When our kids grow and leave, when we change how we parent and how we keep house with our second or third set of children, we can be tempted to mourn and regret. If only we had known when our oldest were little! We didn’t get them then the better approach we now have.

Love the adventure.

But this also isn’t our work. Growth and change is a part of God’s plan, and God’s grace is what is at work both in us then, in us now, and in our children also. 

We are responsible to obey in the faith we have attained – God blesses that with joy and with more faith to obey more and more the older we get, the longer we live. The divine blessing Frame speaks of isn’t us manipulating God, as though if we didn’t do it “right” back then, our kids have no hope. No!

The divine blessing is God pouring the rain and sunshine and nutrients on a very imperfectly sown field. We reap what we sow, but through Christ God blesses the harvest – so that the credit is His, not ours.

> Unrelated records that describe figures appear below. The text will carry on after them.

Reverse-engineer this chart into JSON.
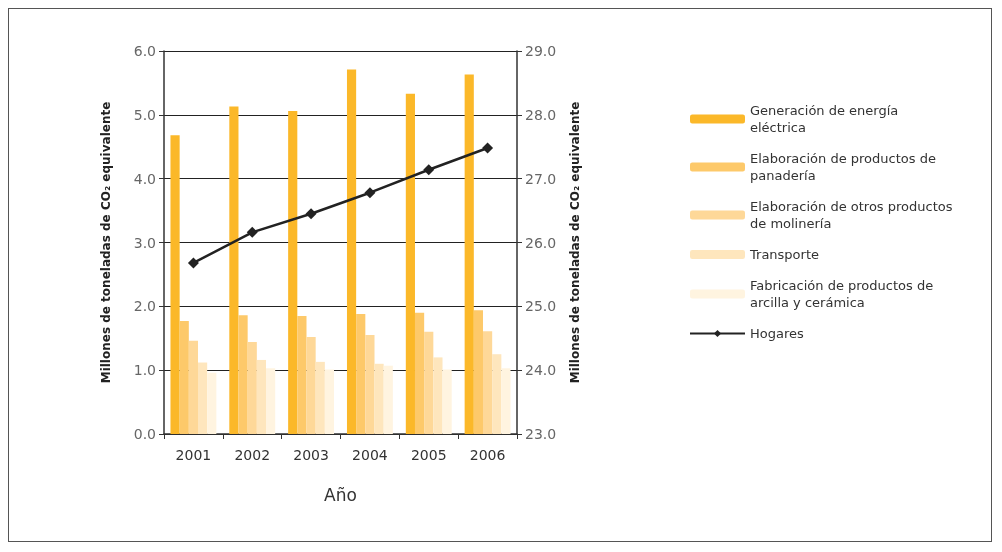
{
  "chart_data": {
    "type": "bar",
    "xlabel": "Año",
    "ylabel": "Millones de toneladas de CO₂ equivalente",
    "y2label": "Millones de toneladas de CO₂ equivalente",
    "categories": [
      "2001",
      "2002",
      "2003",
      "2004",
      "2005",
      "2006"
    ],
    "series": [
      {
        "name": "Generación de energía eléctrica",
        "color": "#fbb829",
        "values": [
          4.68,
          5.13,
          5.06,
          5.71,
          5.33,
          5.63
        ]
      },
      {
        "name": "Elaboración de productos de panadería",
        "color": "#fdc96a",
        "values": [
          1.77,
          1.86,
          1.85,
          1.88,
          1.9,
          1.94
        ]
      },
      {
        "name": "Elaboración de otros productos de molinería",
        "color": "#fed898",
        "values": [
          1.46,
          1.44,
          1.52,
          1.55,
          1.6,
          1.61
        ]
      },
      {
        "name": "Transporte",
        "color": "#fee6bd",
        "values": [
          1.12,
          1.16,
          1.13,
          1.1,
          1.2,
          1.25
        ]
      },
      {
        "name": "Fabricación de productos de arcilla y cerámica",
        "color": "#fff4e0",
        "values": [
          0.96,
          1.03,
          1.01,
          1.07,
          1.01,
          1.03
        ]
      },
      {
        "name": "Hogares",
        "type": "line",
        "axis": "y2",
        "color": "#222222",
        "marker": "diamond",
        "line_style": "solid",
        "values": [
          25.68,
          26.16,
          26.45,
          26.78,
          27.14,
          27.48
        ]
      }
    ],
    "ylim": [
      0,
      6
    ],
    "yticks": [
      {
        "value": 0,
        "label": "0.0"
      },
      {
        "value": 1,
        "label": "1.0"
      },
      {
        "value": 2,
        "label": "2.0"
      },
      {
        "value": 3,
        "label": "3.0"
      },
      {
        "value": 4,
        "label": "4.0"
      },
      {
        "value": 5,
        "label": "5.0"
      },
      {
        "value": 6,
        "label": "6.0"
      }
    ],
    "y2lim": [
      23,
      29
    ],
    "y2ticks": [
      {
        "value": 23,
        "label": "23.0"
      },
      {
        "value": 24,
        "label": "24.0"
      },
      {
        "value": 25,
        "label": "25.0"
      },
      {
        "value": 26,
        "label": "26.0"
      },
      {
        "value": 27,
        "label": "27.0"
      },
      {
        "value": 28,
        "label": "28.0"
      },
      {
        "value": 29,
        "label": "29.0"
      }
    ],
    "grid": "y",
    "legend": "right"
  }
}
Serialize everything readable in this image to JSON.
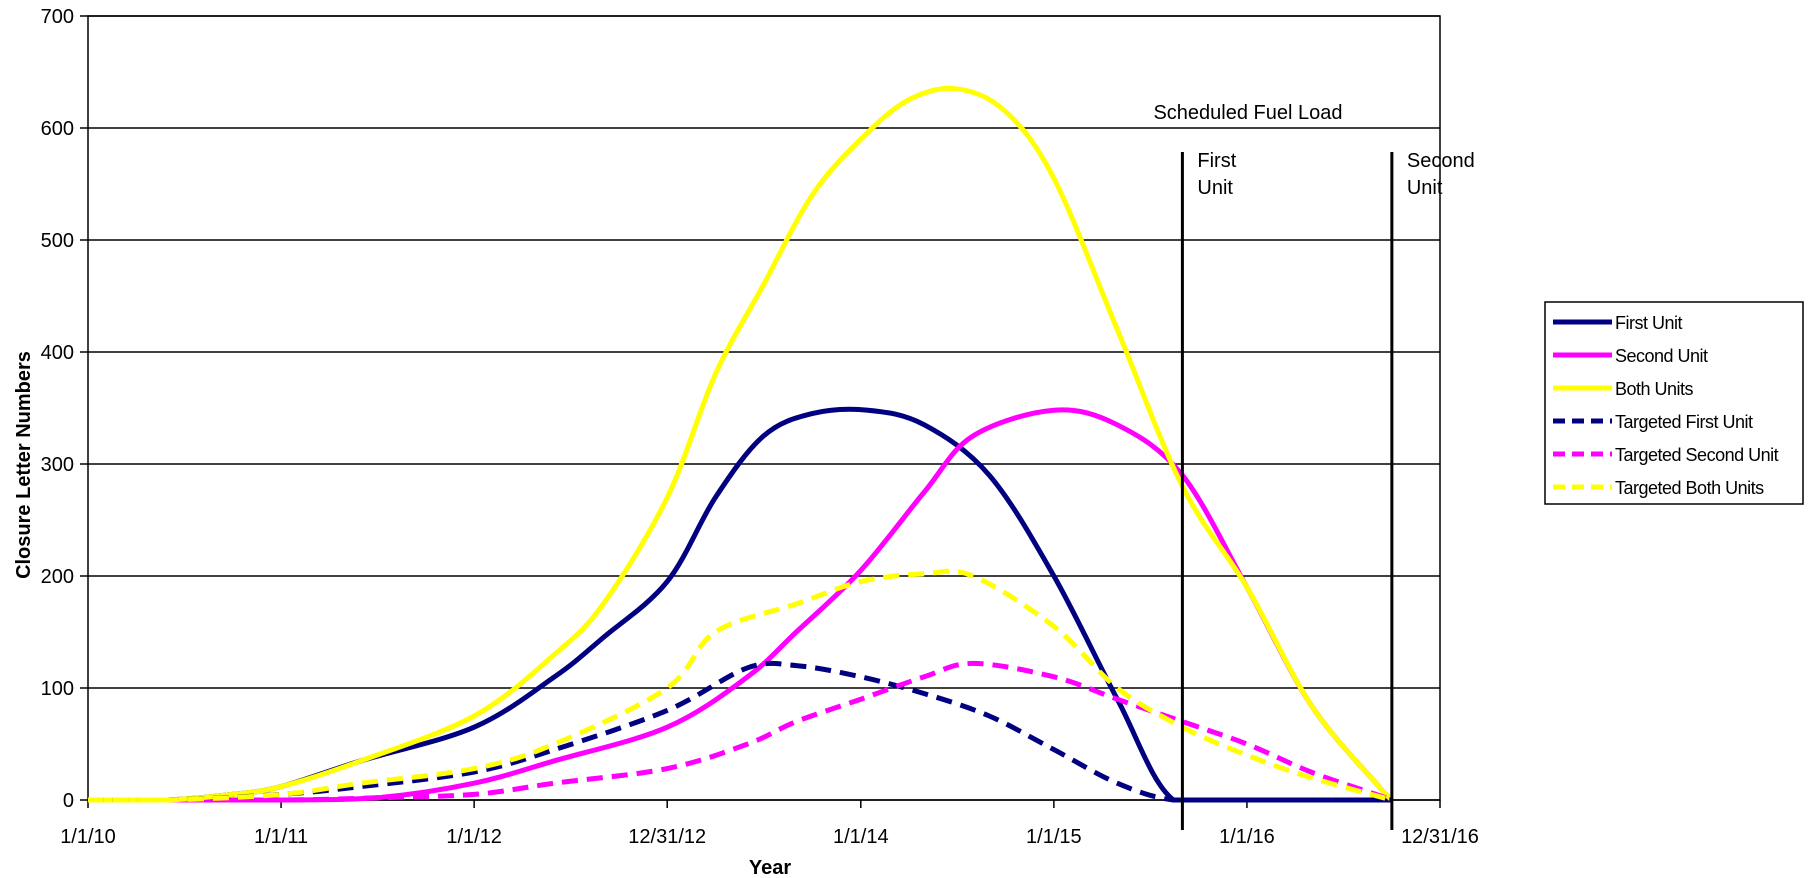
{
  "chart_data": {
    "type": "line",
    "title": "",
    "xlabel": "Year",
    "ylabel": "Closure Letter Numbers",
    "xlim": [
      "2010-01-01",
      "2016-12-31"
    ],
    "ylim": [
      0,
      700
    ],
    "x_ticks": [
      {
        "date": "2010-01-01",
        "label": "1/1/10"
      },
      {
        "date": "2011-01-01",
        "label": "1/1/11"
      },
      {
        "date": "2012-01-01",
        "label": "1/1/12"
      },
      {
        "date": "2012-12-31",
        "label": "12/31/12"
      },
      {
        "date": "2014-01-01",
        "label": "1/1/14"
      },
      {
        "date": "2015-01-01",
        "label": "1/1/15"
      },
      {
        "date": "2016-01-01",
        "label": "1/1/16"
      },
      {
        "date": "2016-12-31",
        "label": "12/31/16"
      }
    ],
    "y_ticks": [
      0,
      100,
      200,
      300,
      400,
      500,
      600,
      700
    ],
    "grid": "horizontal",
    "legend_position": "right",
    "series": [
      {
        "name": "First Unit",
        "color": "#000080",
        "dash": "solid",
        "points": [
          [
            "2010-01-01",
            0
          ],
          [
            "2010-06-01",
            0
          ],
          [
            "2010-10-01",
            5
          ],
          [
            "2011-01-01",
            12
          ],
          [
            "2011-06-01",
            35
          ],
          [
            "2012-01-01",
            65
          ],
          [
            "2012-06-01",
            110
          ],
          [
            "2012-09-01",
            145
          ],
          [
            "2012-12-31",
            195
          ],
          [
            "2013-04-01",
            270
          ],
          [
            "2013-07-01",
            325
          ],
          [
            "2013-10-01",
            345
          ],
          [
            "2014-01-15",
            348
          ],
          [
            "2014-05-01",
            335
          ],
          [
            "2014-09-01",
            290
          ],
          [
            "2015-01-01",
            200
          ],
          [
            "2015-05-01",
            90
          ],
          [
            "2015-08-15",
            0
          ],
          [
            "2016-01-01",
            0
          ],
          [
            "2016-10-01",
            0
          ]
        ]
      },
      {
        "name": "Second Unit",
        "color": "#FF00FF",
        "dash": "solid",
        "points": [
          [
            "2010-01-01",
            0
          ],
          [
            "2011-01-01",
            0
          ],
          [
            "2011-07-01",
            2
          ],
          [
            "2012-01-01",
            15
          ],
          [
            "2012-06-01",
            35
          ],
          [
            "2012-12-31",
            65
          ],
          [
            "2013-06-01",
            110
          ],
          [
            "2013-09-01",
            150
          ],
          [
            "2014-01-01",
            205
          ],
          [
            "2014-05-01",
            275
          ],
          [
            "2014-08-01",
            325
          ],
          [
            "2015-01-01",
            348
          ],
          [
            "2015-05-01",
            335
          ],
          [
            "2015-09-01",
            290
          ],
          [
            "2016-01-01",
            190
          ],
          [
            "2016-05-01",
            85
          ],
          [
            "2016-09-01",
            15
          ],
          [
            "2016-10-01",
            0
          ]
        ]
      },
      {
        "name": "Both Units",
        "color": "#FFFF00",
        "dash": "solid",
        "points": [
          [
            "2010-01-01",
            0
          ],
          [
            "2010-06-01",
            0
          ],
          [
            "2010-10-01",
            5
          ],
          [
            "2011-01-01",
            12
          ],
          [
            "2011-06-01",
            35
          ],
          [
            "2012-01-01",
            75
          ],
          [
            "2012-06-01",
            130
          ],
          [
            "2012-09-01",
            175
          ],
          [
            "2012-12-31",
            270
          ],
          [
            "2013-04-01",
            380
          ],
          [
            "2013-07-01",
            460
          ],
          [
            "2013-10-01",
            540
          ],
          [
            "2014-01-01",
            590
          ],
          [
            "2014-04-01",
            625
          ],
          [
            "2014-07-01",
            635
          ],
          [
            "2014-10-01",
            615
          ],
          [
            "2015-01-01",
            555
          ],
          [
            "2015-05-01",
            420
          ],
          [
            "2015-09-01",
            280
          ],
          [
            "2016-01-01",
            190
          ],
          [
            "2016-05-01",
            85
          ],
          [
            "2016-09-01",
            15
          ],
          [
            "2016-10-01",
            0
          ]
        ]
      },
      {
        "name": "Targeted First Unit",
        "color": "#000080",
        "dash": "dashed",
        "points": [
          [
            "2010-01-01",
            0
          ],
          [
            "2010-06-01",
            0
          ],
          [
            "2011-01-01",
            5
          ],
          [
            "2011-06-01",
            12
          ],
          [
            "2012-01-01",
            25
          ],
          [
            "2012-06-01",
            45
          ],
          [
            "2012-12-31",
            80
          ],
          [
            "2013-06-01",
            118
          ],
          [
            "2013-09-01",
            120
          ],
          [
            "2014-01-01",
            110
          ],
          [
            "2014-05-01",
            95
          ],
          [
            "2014-09-01",
            75
          ],
          [
            "2015-01-01",
            45
          ],
          [
            "2015-05-01",
            15
          ],
          [
            "2015-08-15",
            0
          ],
          [
            "2016-01-01",
            0
          ],
          [
            "2016-10-01",
            0
          ]
        ]
      },
      {
        "name": "Targeted Second Unit",
        "color": "#FF00FF",
        "dash": "dashed",
        "points": [
          [
            "2010-01-01",
            0
          ],
          [
            "2011-01-01",
            0
          ],
          [
            "2011-07-01",
            2
          ],
          [
            "2012-01-01",
            5
          ],
          [
            "2012-06-01",
            15
          ],
          [
            "2012-12-31",
            28
          ],
          [
            "2013-06-01",
            50
          ],
          [
            "2013-09-01",
            70
          ],
          [
            "2014-01-01",
            90
          ],
          [
            "2014-05-01",
            110
          ],
          [
            "2014-08-01",
            122
          ],
          [
            "2015-01-01",
            110
          ],
          [
            "2015-05-01",
            90
          ],
          [
            "2015-09-01",
            70
          ],
          [
            "2016-01-01",
            50
          ],
          [
            "2016-05-01",
            25
          ],
          [
            "2016-09-01",
            5
          ],
          [
            "2016-10-01",
            0
          ]
        ]
      },
      {
        "name": "Targeted Both Units",
        "color": "#FFFF00",
        "dash": "dashed",
        "points": [
          [
            "2010-01-01",
            0
          ],
          [
            "2010-06-01",
            0
          ],
          [
            "2011-01-01",
            5
          ],
          [
            "2011-06-01",
            15
          ],
          [
            "2012-01-01",
            28
          ],
          [
            "2012-06-01",
            50
          ],
          [
            "2012-12-31",
            100
          ],
          [
            "2013-04-01",
            150
          ],
          [
            "2013-09-01",
            175
          ],
          [
            "2014-01-01",
            195
          ],
          [
            "2014-05-01",
            202
          ],
          [
            "2014-08-01",
            200
          ],
          [
            "2015-01-01",
            155
          ],
          [
            "2015-05-01",
            100
          ],
          [
            "2015-09-01",
            65
          ],
          [
            "2016-01-01",
            40
          ],
          [
            "2016-05-01",
            20
          ],
          [
            "2016-10-01",
            0
          ]
        ]
      }
    ],
    "annotations": {
      "header": "Scheduled Fuel Load",
      "markers": [
        {
          "date": "2015-09-01",
          "label_line1": "First",
          "label_line2": "Unit"
        },
        {
          "date": "2016-10-01",
          "label_line1": "Second",
          "label_line2": "Unit"
        }
      ]
    }
  }
}
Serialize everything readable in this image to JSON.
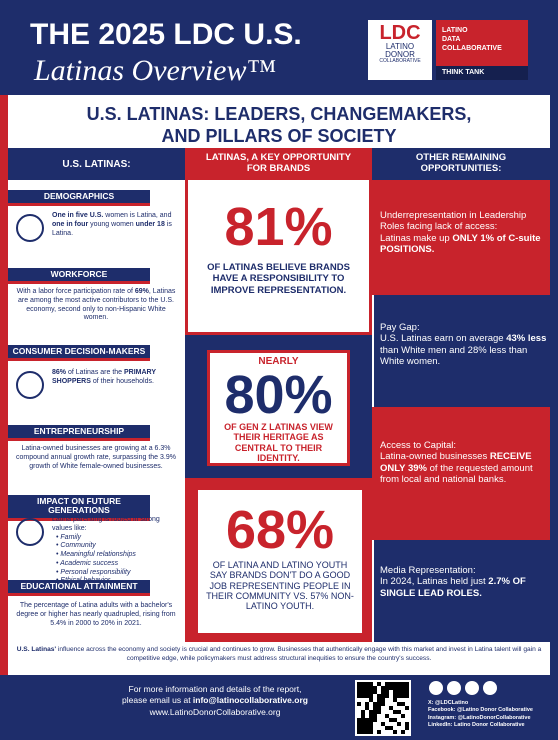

We won’t get the same results now doing the exact same thing now as we did then because God’s given us more and therefore asks more. Yet He’s also still the one at work, blessing the harvest beyond what we hope or imagine. 

Change, in God’s hands, is necessary and good.

We don’t need to be the perfect parent now for our children. We don’t need to be the perfect housekeeper now for our husband or for hospitality. We just need to offer what we have in truth, in faith, in obedience, knowing God is the One who gives the increase – and not being afraid of that increase as it comes with greater responsibilities and more challenges and more awareness of sin to deal with.

God calls us to kingdom adventure, not kingdom algebra equations where all we need to do is discover and plug in the one unknown and then it all works forever and all time.

We’re on an episodic yet also plotted and pieced adventure of growth, change, obedience, and joy. 

“What’s next?” with eager expectation, should always be our trusting question we ask our Lord.